See the section above on pre-hooks for more information on running post-hooks.

Clean up

The "cleanup" phase of the materialization typically renames or drops relations and commits the transaction opened in "preparation" step above. The table materialization, for instance, executes the following cleanup code:

{{ drop_relation_if_exists(backup_relation) }}

Be sure to commit the transaction in the cleanup phase of the materialization with {{ adapter.commit() }}. If you do not commit this transaction, it will be rolled back by dbt and the transformations applied in your materialization will be discarded.

Update the Relation cache

New in 0.15.0

The ability to synchronize the Relation cache is new in dbt v0.15.0

Materializations should return the list of Relations that they have created at the end of execution. dbt will use this list of Relations to update the relation cache in order to reduce the number of queries executed against the database's information_schema.

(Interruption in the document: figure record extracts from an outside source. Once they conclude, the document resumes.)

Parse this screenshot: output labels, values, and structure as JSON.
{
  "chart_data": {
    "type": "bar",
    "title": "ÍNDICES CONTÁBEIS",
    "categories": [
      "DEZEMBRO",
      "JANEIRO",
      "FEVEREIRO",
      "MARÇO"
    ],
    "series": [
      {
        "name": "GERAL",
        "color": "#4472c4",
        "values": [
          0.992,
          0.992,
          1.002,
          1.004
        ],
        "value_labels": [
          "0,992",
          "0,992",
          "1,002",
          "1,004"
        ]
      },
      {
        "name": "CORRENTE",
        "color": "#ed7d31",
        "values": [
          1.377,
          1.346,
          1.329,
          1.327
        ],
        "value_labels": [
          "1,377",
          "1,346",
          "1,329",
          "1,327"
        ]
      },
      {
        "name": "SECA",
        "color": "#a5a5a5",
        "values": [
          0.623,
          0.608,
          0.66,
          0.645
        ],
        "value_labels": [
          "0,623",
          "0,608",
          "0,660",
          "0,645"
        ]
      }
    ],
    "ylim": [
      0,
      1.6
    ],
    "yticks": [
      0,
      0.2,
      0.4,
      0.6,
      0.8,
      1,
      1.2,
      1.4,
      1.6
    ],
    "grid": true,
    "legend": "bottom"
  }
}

If a list of Relations is not returned, then dbt will raise a Deprecation Warning and infer the created relation from the model's configured database, schema, and alias.

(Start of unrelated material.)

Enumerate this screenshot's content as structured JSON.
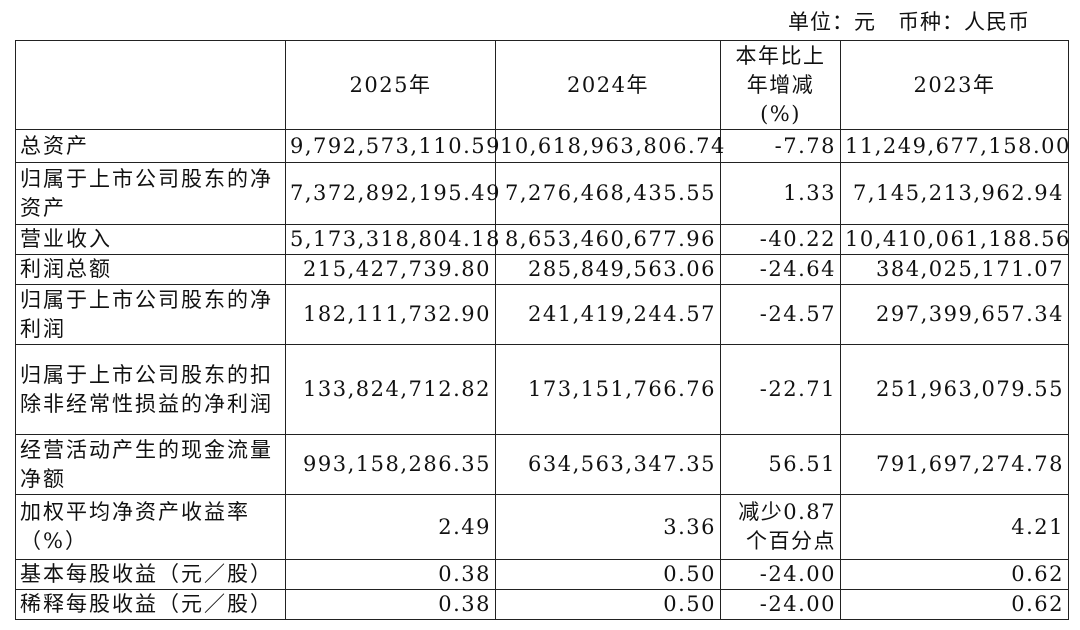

macros/my_view_materialization.sql
{%- materialization my_view, default -%}
{%- set target_relation = api.Relation.create(
identifier=identifier, schema=schema, database=database,
type='view') -%}
-- ... setup database ...
-- ... run pre-hooks...
-- build model
{% call statement('main') -%}
{{ create_view_as(target_relation, sql) }}
{%- endcall %}
-- ... run post-hooks ...
-- ... clean up the database...
-- Return the relations created in this materialization
{{ return({'relations': [target_relation]}) }}
{%- endmaterialization -%}

If a materialization solely creates a single relation, then returning that relation at the end of the materialization is sufficient to synchronize the dbt Relation cache. If the materialization renames or drops Relations other than the relation returned by the materialization, then additional work is required to keep the cache in sync with the database.

To explicitly remove a relation from the cache, use adapter.drop_relation. To explicitly rename a relation in the cache, use adapter.rename_relation. Calling these methods is preferable to executing the corresponding SQL directly, as they will mutate the cache as required. If you do need to execute the SQL to drop or rename relations directly, use the adapter.cache_dropped and adapter.cache_renamed methods to synchronize the cache.

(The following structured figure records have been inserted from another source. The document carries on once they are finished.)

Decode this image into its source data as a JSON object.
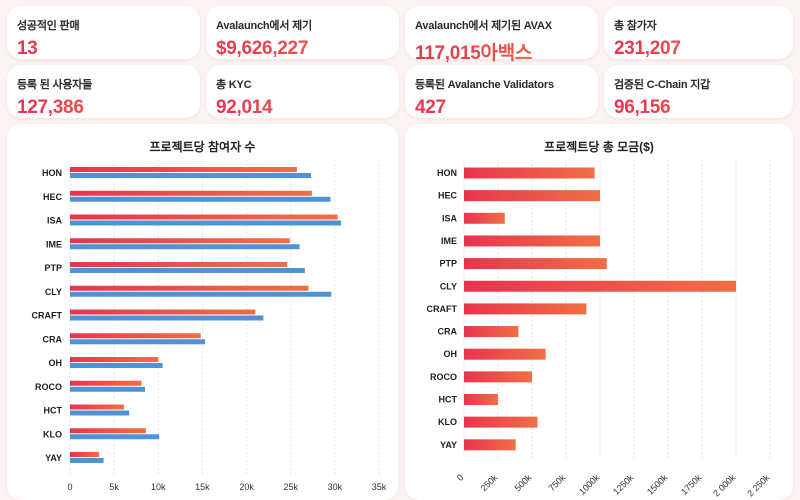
{
  "stats": [
    {
      "label": "성공적인 판매",
      "value": "13"
    },
    {
      "label": "Avalaunch에서 제기",
      "value": "$9,626,227"
    },
    {
      "label": "Avalaunch에서 제기된 AVAX",
      "value": "117,015아백스"
    },
    {
      "label": "총 참가자",
      "value": "231,207"
    },
    {
      "label": "등록 된 사용자들",
      "value": "127,386"
    },
    {
      "label": "총 KYC",
      "value": "92,014"
    },
    {
      "label": "등록된 Avalanche Validators",
      "value": "427"
    },
    {
      "label": "검증된 C-Chain 지갑",
      "value": "96,156"
    }
  ],
  "colors": {
    "red": "#e8344f",
    "orange": "#ef6f45",
    "blue": "#4f93d6",
    "grid": "#e6e6e6"
  },
  "chart_data": [
    {
      "type": "bar",
      "orientation": "horizontal",
      "title": "프로젝트당 참여자 수",
      "categories": [
        "HON",
        "HEC",
        "ISA",
        "IME",
        "PTP",
        "CLY",
        "CRAFT",
        "CRA",
        "OH",
        "ROCO",
        "HCT",
        "KLO",
        "YAY"
      ],
      "series": [
        {
          "color": "red",
          "values": [
            25700,
            27400,
            30300,
            24900,
            24600,
            27000,
            21000,
            14800,
            10000,
            8100,
            6100,
            8600,
            3300
          ]
        },
        {
          "color": "blue",
          "values": [
            27300,
            29500,
            30700,
            26000,
            26600,
            29600,
            21900,
            15300,
            10500,
            8500,
            6700,
            10100,
            3800
          ]
        }
      ],
      "xlim": [
        0,
        35000
      ],
      "xticks": [
        "0",
        "5k",
        "10k",
        "15k",
        "20k",
        "25k",
        "30k",
        "35k"
      ],
      "xtick_values": [
        0,
        5000,
        10000,
        15000,
        20000,
        25000,
        30000,
        35000
      ],
      "grid": true
    },
    {
      "type": "bar",
      "orientation": "horizontal",
      "title": "프로젝트당 총 모금($)",
      "categories": [
        "HON",
        "HEC",
        "ISA",
        "IME",
        "PTP",
        "CLY",
        "CRAFT",
        "CRA",
        "OH",
        "ROCO",
        "HCT",
        "KLO",
        "YAY"
      ],
      "series": [
        {
          "color": "red",
          "values": [
            960000,
            1000000,
            300000,
            1000000,
            1050000,
            2000000,
            900000,
            400000,
            600000,
            500000,
            250000,
            540000,
            380000
          ]
        }
      ],
      "xlim": [
        0,
        2250000
      ],
      "xticks": [
        "0",
        "250k",
        "500k",
        "750k",
        "1000k",
        "1250k",
        "1500k",
        "1750k",
        "2 000k",
        "2 250k"
      ],
      "xtick_values": [
        0,
        250000,
        500000,
        750000,
        1000000,
        1250000,
        1500000,
        1750000,
        2000000,
        2250000
      ],
      "grid": true
    }
  ]
}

Materialization Configuration

Materializations support custom configuration. You might be familiar with some of these configs from materializations like unique_key in incremental models or strategy in snapshots .

Specifying configuration options

Materialization configurations can either be "optional" or "required". If a user fails to provide required configurations, then dbt will raise a compilation error. You can define these configuration options with the config.get and config.require functions.

# optional
config.get('optional_config_name', default="the default")
# required
config.require('required_conifg_name')

For more information on materialization configuration, see the config reference.

Materialization precedence

New in 0.15.1

The materialization resolution order was poorly defined in versions of dbt prior to 0.15.1. Please use this guide for versions of dbt greater than or equal to 0.15.1.

dbt will pick the materialization macro in the following order (lower takes priority):

  1. global project - default
  2. global project - plugin specific
  3. imported package - default
  4. imported package - plugin specific
  5. local project - default
  6. local project - plugin specific

In each of the stated search spaces, a materialization can only be defined once. Two different imported packages may not supply the same materialization - an error will be raised.

Specific materializations can be selected by using the dot-notation when selecting a materialization from the context.

We recommend not overriding materialization names directly, and instead using a prefix or suffix to denote that the materialization changes the behavior of the default implementation (eg. my_project_incremental).